MOSCOW, December 20 - RAPSI. Russian Children's Rights Commissioner Pavel Astakhov has urged the government and society to take all measures so as to ensure a decent future for orphans in Russia.
"It is shameful to export our children. In deciding to ban foreigners from adopting Russian children, we need to realize that we can no longer pin our hopes on foreigners coming to save our children. The government and society need to make more effort to ensure Russian orphans have decent lives, a good education, effective social support measures and a good future ahead of them," Astakhov said, commenting on the adopted law.
The commissioner added that this entails supporting large families and children with disabilities.
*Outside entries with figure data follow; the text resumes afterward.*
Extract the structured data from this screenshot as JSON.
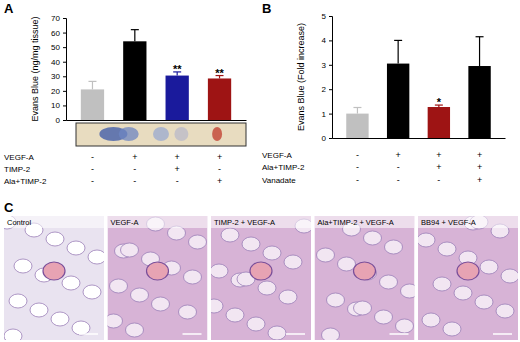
{
  "chart_data": [
    {
      "type": "bar",
      "title": "A",
      "y_label": "Evans Blue (ng/mg tissue)",
      "categories": [
        null,
        null,
        null,
        null
      ],
      "values": [
        21,
        54,
        30.5,
        28.5
      ],
      "errors": [
        5.5,
        8,
        2.5,
        2
      ],
      "colors": [
        "#c0c0c0",
        "#000000",
        "#1a1a9c",
        "#9e1414"
      ],
      "significance": [
        null,
        null,
        "**",
        "**"
      ],
      "ylim": [
        0,
        70
      ],
      "yticks": [
        0,
        10,
        20,
        30,
        40,
        50,
        60,
        70
      ],
      "tick_labels": "y",
      "conditions": [
        {
          "label": "VEGF-A",
          "values": [
            "-",
            "+",
            "+",
            "+"
          ]
        },
        {
          "label": "TIMP-2",
          "values": [
            "-",
            "-",
            "+",
            "-"
          ]
        },
        {
          "label": "Ala+TIMP-2",
          "values": [
            "-",
            "-",
            "-",
            "+"
          ]
        }
      ]
    },
    {
      "type": "bar",
      "title": "B",
      "y_label": "Evans Blue (Fold increase)",
      "categories": [
        null,
        null,
        null,
        null
      ],
      "values": [
        1,
        3.05,
        1.27,
        2.95
      ],
      "errors": [
        0.25,
        0.95,
        0.08,
        1.2
      ],
      "colors": [
        "#c0c0c0",
        "#000000",
        "#9e1414",
        "#000000"
      ],
      "significance": [
        null,
        null,
        "*",
        null
      ],
      "ylim": [
        0,
        5
      ],
      "yticks": [
        0,
        1,
        2,
        3,
        4,
        5
      ],
      "tick_labels": "y",
      "conditions": [
        {
          "label": "VEGF-A",
          "values": [
            "-",
            "+",
            "+",
            "+"
          ]
        },
        {
          "label": "Ala+TIMP-2",
          "values": [
            "-",
            "-",
            "+",
            "+"
          ]
        },
        {
          "label": "Vanadate",
          "values": [
            "-",
            "-",
            "-",
            "+"
          ]
        }
      ]
    }
  ],
  "panel_c": {
    "label": "C",
    "images": [
      "Control",
      "VEGF-A",
      "TIMP-2 + VEGF-A",
      "Ala+TIMP-2 + VEGF-A",
      "BB94 + VEGF-A"
    ]
  }
}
All orphans should be placed in families, with the use of orphanages significantly reduced and adoption within Russia better supported.
On Wednesday the State Duma approved an amendment prohibiting Americans from adopting Russian children in the second reading.
The amendment will close adoption agencies and will terminate the U.S.-Russian agreement on the child adoption. Deputies approved the bill in response to the Magnitsky Act in the first reading on December 14. The law will come into effect in 2013.
The bill also includes measures against U.S. citizens who violated the rights of Russians, committed crimes against them, or were involved in these types of crimes. The document also envisages the drafting of a list of U.S. citizens who will be prohibited from entering Russia, and will suspend the activity of any legal entities controlled by these individuals in the country.
On December 6, the U.S. Senate approved the Magnitsky Act, which stipulates visa sanctions for Russian citizens who, according to the Senate, have been involved in human rights violations.
United Russia party members have called the law drawn up in response to the Magnitsky Act the "Dima Yakovlev Law", in memory of a two-year-old boy who died in Virginia after his foster father left him in a locked car in the sun. They have also said that the law commemorates all underaged Russians who died or suffered as a result of negligence on the part of their U.S. foster parents.